There at least seem simple solutions for the first few of the functional requirements suggested above.

I hope the content/record providers have requested this support as well, as I find many dates that have been so-to-speak "hacked" into indexed records. More and more I am finding this to be the case with double-dates; entries like "22: 12m: 1675," too.

stoicflame commented 10 years ago

Hi Gene.

What is the status and/or have you implemented support for quarterly dates?

Yes, I think that's an example of an approximate date range.

What is the status and/or have you implemented support four double dates?

Can you elaborate? What's a "double date"? Apologies for my ignorance...

have you implemented support for partial dates?

So for cases like this, there exists an "original" field on the date (just text) where the date can be input as stated on the record. The "formal" date would be either omitted or broadly scoped (e.g. sometime generally between x and y).

support for what I'll call an "uninterpreted date?"

Again, uninterpreted implies that there's text in the original place, but it hasn't been "interpreted" into a "formal" date yet.

expanding the terminology for approximated dates?

So my feeling is that this kind of vocabulary belongs on the conclusion that contains the date. So the confidence of the "birth" (or whatever) is low (or medium or high or whatever) and has a date of "about 6 June 1875" (or "before 6 June 1875" or whatever).
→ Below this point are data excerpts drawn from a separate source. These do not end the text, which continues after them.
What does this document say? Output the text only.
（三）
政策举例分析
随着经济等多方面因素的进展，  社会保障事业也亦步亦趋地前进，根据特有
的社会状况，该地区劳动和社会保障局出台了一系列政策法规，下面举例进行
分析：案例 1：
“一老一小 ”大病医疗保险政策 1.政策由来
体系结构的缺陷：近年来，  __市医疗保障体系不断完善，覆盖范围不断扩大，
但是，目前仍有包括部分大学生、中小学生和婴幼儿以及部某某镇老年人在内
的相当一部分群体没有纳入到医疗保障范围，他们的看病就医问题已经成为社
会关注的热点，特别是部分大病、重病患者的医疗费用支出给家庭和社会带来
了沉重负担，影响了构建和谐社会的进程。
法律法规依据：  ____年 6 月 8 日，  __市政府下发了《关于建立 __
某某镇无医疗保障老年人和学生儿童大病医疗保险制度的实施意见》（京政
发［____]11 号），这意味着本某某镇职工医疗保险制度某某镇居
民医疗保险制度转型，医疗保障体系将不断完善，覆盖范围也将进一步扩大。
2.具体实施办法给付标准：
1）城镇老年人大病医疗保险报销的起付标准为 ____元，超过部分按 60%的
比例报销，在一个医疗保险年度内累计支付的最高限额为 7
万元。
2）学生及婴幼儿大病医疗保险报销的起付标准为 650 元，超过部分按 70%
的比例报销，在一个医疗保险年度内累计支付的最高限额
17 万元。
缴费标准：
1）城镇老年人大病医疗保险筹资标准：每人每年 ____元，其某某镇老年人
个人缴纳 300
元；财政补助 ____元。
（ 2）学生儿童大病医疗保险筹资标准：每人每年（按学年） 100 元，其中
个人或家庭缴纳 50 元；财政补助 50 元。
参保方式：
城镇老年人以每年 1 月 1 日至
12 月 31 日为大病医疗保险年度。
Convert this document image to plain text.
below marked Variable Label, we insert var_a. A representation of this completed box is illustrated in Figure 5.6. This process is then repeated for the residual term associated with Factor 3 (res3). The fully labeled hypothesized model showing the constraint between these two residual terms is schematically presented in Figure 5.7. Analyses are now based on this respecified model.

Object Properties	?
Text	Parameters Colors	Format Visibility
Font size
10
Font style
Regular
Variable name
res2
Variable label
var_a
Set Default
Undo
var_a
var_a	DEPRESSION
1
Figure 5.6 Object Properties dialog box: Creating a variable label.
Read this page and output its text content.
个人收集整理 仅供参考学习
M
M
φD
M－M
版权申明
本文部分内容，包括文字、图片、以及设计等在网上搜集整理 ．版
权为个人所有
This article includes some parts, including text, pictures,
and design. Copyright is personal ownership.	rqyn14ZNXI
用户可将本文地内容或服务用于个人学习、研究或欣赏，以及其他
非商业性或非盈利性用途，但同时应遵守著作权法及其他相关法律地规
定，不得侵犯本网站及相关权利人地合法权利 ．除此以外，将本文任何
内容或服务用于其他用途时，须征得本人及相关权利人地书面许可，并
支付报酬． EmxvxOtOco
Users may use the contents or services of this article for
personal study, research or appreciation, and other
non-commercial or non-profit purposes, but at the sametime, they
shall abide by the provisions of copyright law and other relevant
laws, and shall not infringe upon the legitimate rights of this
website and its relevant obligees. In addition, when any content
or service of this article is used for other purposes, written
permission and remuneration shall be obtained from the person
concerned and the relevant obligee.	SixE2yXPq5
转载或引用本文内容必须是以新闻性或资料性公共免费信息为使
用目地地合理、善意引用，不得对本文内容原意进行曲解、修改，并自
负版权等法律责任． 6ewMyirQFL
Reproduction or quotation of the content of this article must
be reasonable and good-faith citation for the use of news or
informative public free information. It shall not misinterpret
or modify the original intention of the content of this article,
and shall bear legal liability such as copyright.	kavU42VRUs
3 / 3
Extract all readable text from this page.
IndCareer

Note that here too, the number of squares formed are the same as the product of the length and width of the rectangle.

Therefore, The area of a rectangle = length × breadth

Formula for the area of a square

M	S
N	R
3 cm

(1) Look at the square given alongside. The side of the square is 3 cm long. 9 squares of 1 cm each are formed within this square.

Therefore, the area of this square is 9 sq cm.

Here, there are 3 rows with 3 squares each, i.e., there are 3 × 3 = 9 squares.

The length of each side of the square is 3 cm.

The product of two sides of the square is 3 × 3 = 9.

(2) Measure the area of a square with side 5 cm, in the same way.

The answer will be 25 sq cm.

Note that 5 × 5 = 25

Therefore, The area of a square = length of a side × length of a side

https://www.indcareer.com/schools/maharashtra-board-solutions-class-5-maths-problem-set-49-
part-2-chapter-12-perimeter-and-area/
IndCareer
I hope the content/record providers have requested this support as well

Well, to tell the truth, they haven't. At least not to my knowledge. If there is demand from industry, I personally haven't perceived it.

GeneJ commented 10 years ago

Most helpful link, Ryan, Thank you. I probably got the message when I read, "Dates MUST be specified using the proleptic Gregorian calendar."

I at least suspect it is the conversion from alternate calendars (or date styles) to the Gregorian that becomes the functional issue. Experts may not have issues with these conversions, but others do, especially those getting started.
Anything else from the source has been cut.